Usually, when people think of the dangers of nuclear energy, they are thinking about nuclear radiation, reactor meltdowns, or nuclear weapons. Most reactions are very dangerous but there are a few that are not.

Whether nuclear radiation is present or not, depends on the particular nuclear reaction under consideration. Several different factors contribute to the possible danger of a specific reaction: 1. The fuel (also called the reactants); 2. The reaction itself; 3. The waste (also called the products).

The most common fission reaction in a neutron fission power reactor happens when a neutron combines with a U-235 nucleus, causing it to split and release 3 more neutrons and some waste products. In this reaction, the U-235 fuel is radioactive, the neutrons released constitute very harmful radiation, and some of the waste is radioactive. Also, the U-235 and some of the waste can be made into nuclear weapons.

The focus of most fusion research to date has been on forcing the fusion of deuterium and tritium nuclei to make a helium nucleus and neutron. In this reaction, tritium fuel is radioactive, and (again) the neutrons released constitute very harmful radiation.

The polywell will force the fusion of Hydrogen and Boron nuclei to make helium nuclei. In this reaction neither the Hydrogen nor the Boron is radioactive. No nuclear radiation is released, and the products are Helium nuclei.
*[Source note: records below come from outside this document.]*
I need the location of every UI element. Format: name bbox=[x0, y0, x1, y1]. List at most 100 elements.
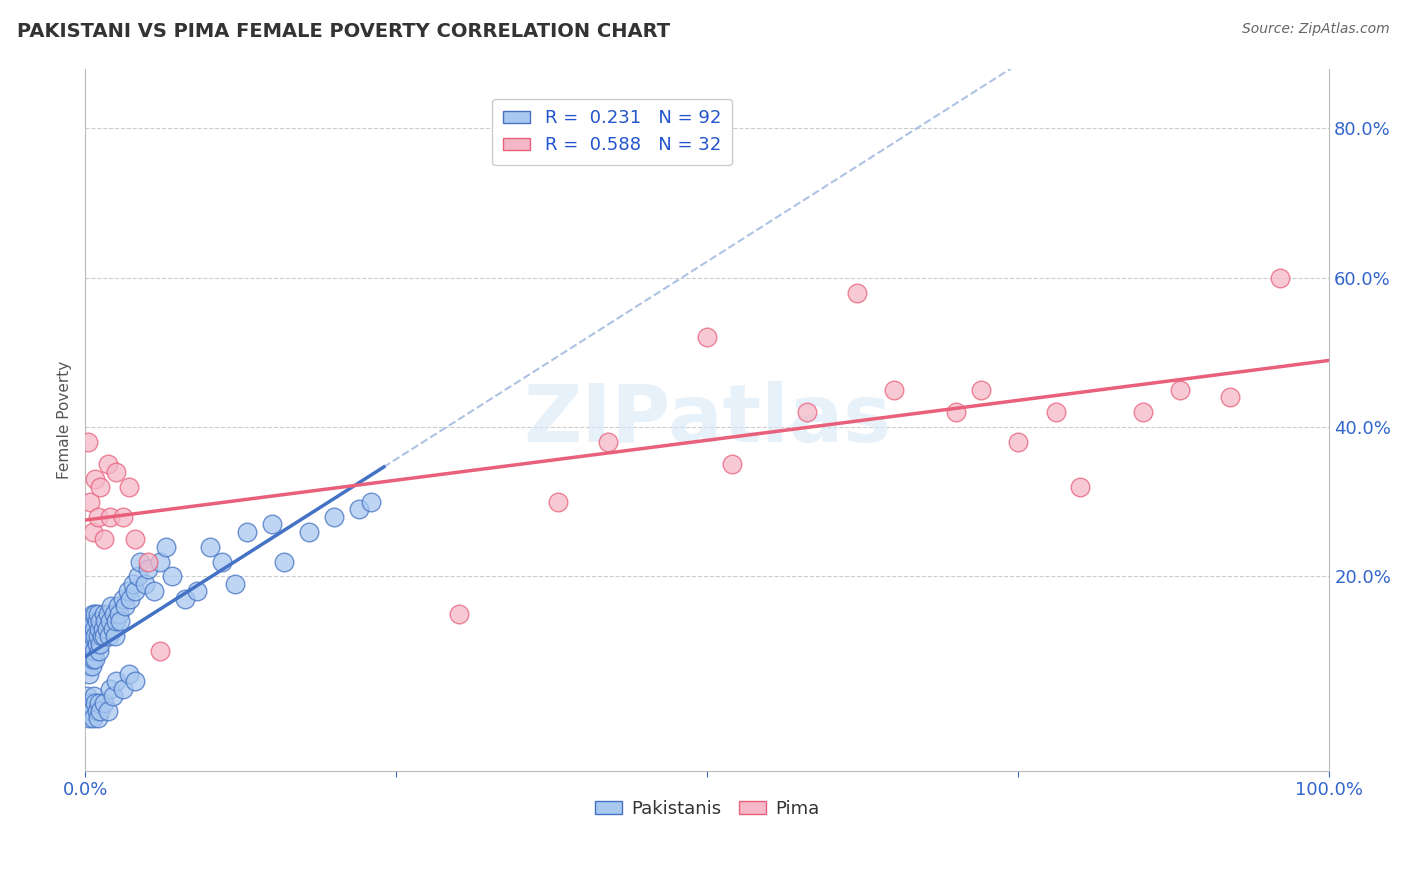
Point bbox=[105, 465, 128, 479]
Point bbox=[117, 584, 139, 599]
Point bbox=[118, 666, 141, 681]
Point bbox=[87, 629, 110, 643]
Point bbox=[136, 555, 159, 569]
Point bbox=[1045, 405, 1067, 419]
Point bbox=[101, 689, 124, 703]
Point bbox=[149, 555, 172, 569]
Point bbox=[86, 615, 108, 629]
Point bbox=[198, 540, 221, 554]
Point bbox=[1007, 435, 1029, 450]
Point bbox=[98, 629, 121, 643]
Point bbox=[94, 615, 117, 629]
Point bbox=[121, 577, 143, 591]
Y-axis label: Female Poverty: Female Poverty bbox=[58, 360, 72, 479]
Point bbox=[347, 502, 370, 516]
Point bbox=[104, 629, 127, 643]
Point bbox=[82, 607, 104, 621]
Point bbox=[186, 584, 208, 599]
Point bbox=[82, 629, 104, 643]
Point bbox=[82, 651, 104, 665]
Point bbox=[89, 637, 111, 651]
Point bbox=[129, 555, 152, 569]
Point bbox=[93, 629, 115, 643]
Point bbox=[124, 674, 146, 689]
Point bbox=[80, 704, 103, 718]
Point bbox=[105, 615, 128, 629]
Point bbox=[721, 458, 744, 472]
Point bbox=[87, 644, 110, 658]
Point bbox=[101, 622, 124, 636]
Point bbox=[1268, 270, 1291, 285]
Point bbox=[260, 517, 283, 532]
Text: ZIPatlas: ZIPatlas bbox=[523, 381, 891, 458]
Point bbox=[89, 704, 111, 718]
Point bbox=[79, 629, 101, 643]
Point bbox=[845, 285, 868, 300]
Point bbox=[124, 584, 146, 599]
Point bbox=[84, 472, 107, 486]
Point bbox=[77, 711, 100, 725]
Point bbox=[211, 555, 233, 569]
Point bbox=[1069, 480, 1091, 494]
Point bbox=[124, 532, 146, 546]
Point bbox=[93, 607, 115, 621]
Point bbox=[107, 599, 129, 614]
Legend: Pakistanis, Pima: Pakistanis, Pima bbox=[588, 792, 827, 825]
Point bbox=[108, 607, 131, 621]
Text: PAKISTANI VS PIMA FEMALE POVERTY CORRELATION CHART: PAKISTANI VS PIMA FEMALE POVERTY CORRELA… bbox=[17, 22, 671, 41]
Point bbox=[89, 615, 111, 629]
Point bbox=[111, 681, 134, 696]
Point bbox=[1132, 405, 1154, 419]
Point bbox=[120, 591, 142, 606]
Point bbox=[87, 509, 110, 524]
Point bbox=[90, 629, 112, 643]
Point bbox=[77, 644, 100, 658]
Point bbox=[98, 615, 121, 629]
Point bbox=[76, 644, 98, 658]
Point bbox=[945, 405, 967, 419]
Point bbox=[149, 644, 172, 658]
Point bbox=[97, 607, 120, 621]
Point bbox=[273, 555, 295, 569]
Point bbox=[84, 697, 107, 711]
Point bbox=[77, 622, 100, 636]
Point bbox=[87, 607, 110, 621]
Point bbox=[100, 599, 122, 614]
Point bbox=[76, 704, 98, 718]
Point bbox=[596, 435, 619, 450]
Point bbox=[111, 509, 134, 524]
Point bbox=[93, 532, 115, 546]
Point bbox=[80, 637, 103, 651]
Point bbox=[86, 637, 108, 651]
Point bbox=[173, 591, 195, 606]
Point bbox=[883, 383, 905, 397]
Point bbox=[84, 607, 107, 621]
Point bbox=[86, 704, 108, 718]
Point bbox=[547, 495, 569, 509]
Point bbox=[76, 637, 98, 651]
Point bbox=[83, 622, 105, 636]
Point bbox=[136, 562, 159, 576]
Point bbox=[89, 480, 111, 494]
Point bbox=[447, 607, 470, 621]
Point bbox=[96, 622, 118, 636]
Point bbox=[82, 524, 104, 539]
Point bbox=[84, 629, 107, 643]
Point bbox=[97, 458, 120, 472]
Point bbox=[796, 405, 818, 419]
Point bbox=[236, 524, 259, 539]
Point bbox=[224, 577, 246, 591]
Point bbox=[105, 674, 128, 689]
Point bbox=[162, 569, 184, 583]
Point bbox=[93, 697, 115, 711]
Point bbox=[127, 569, 149, 583]
Point bbox=[76, 435, 98, 450]
Point bbox=[87, 697, 110, 711]
Point bbox=[82, 711, 104, 725]
Point bbox=[360, 495, 382, 509]
Point bbox=[1168, 383, 1191, 397]
Point bbox=[76, 689, 98, 703]
Point bbox=[298, 524, 321, 539]
Point bbox=[98, 509, 121, 524]
Point bbox=[323, 509, 346, 524]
The disasters at Fukushima Daiichi in Japan, Three Mile Island in the U.S. and Chernnobyl in the Ukraine were examples of nuclear meltdowns. Meltdowns happen when a technical failure prevents either sufficient cooling or sufficient absorbtion of the neutrons causing the chain reaction in fission reactor. Even more neutrons yet must be produced during the explosion of a nuclear weapon; but in this case -during the explosion- the nuclear fission fuel is compressed by a conventional chemical explosive which holds the fuel tightly together, and causes the burst of neutrons.

There are no neutrons involved in the fusion of Hydrogen and Boron in a Polywell reactor; and no chain reaction is possible in the Polywell; and there is no long-term cooling problem because the Polywell is mostly the empty shell of a vacuum containment. Thus no meltdown or nuclear explosion is possible in the Polywell. (If there is a technical failure during Polywell operation, it will just stop working. At worst, the magrid's coils will burn out: expensive, but certainly not a catastrophe.)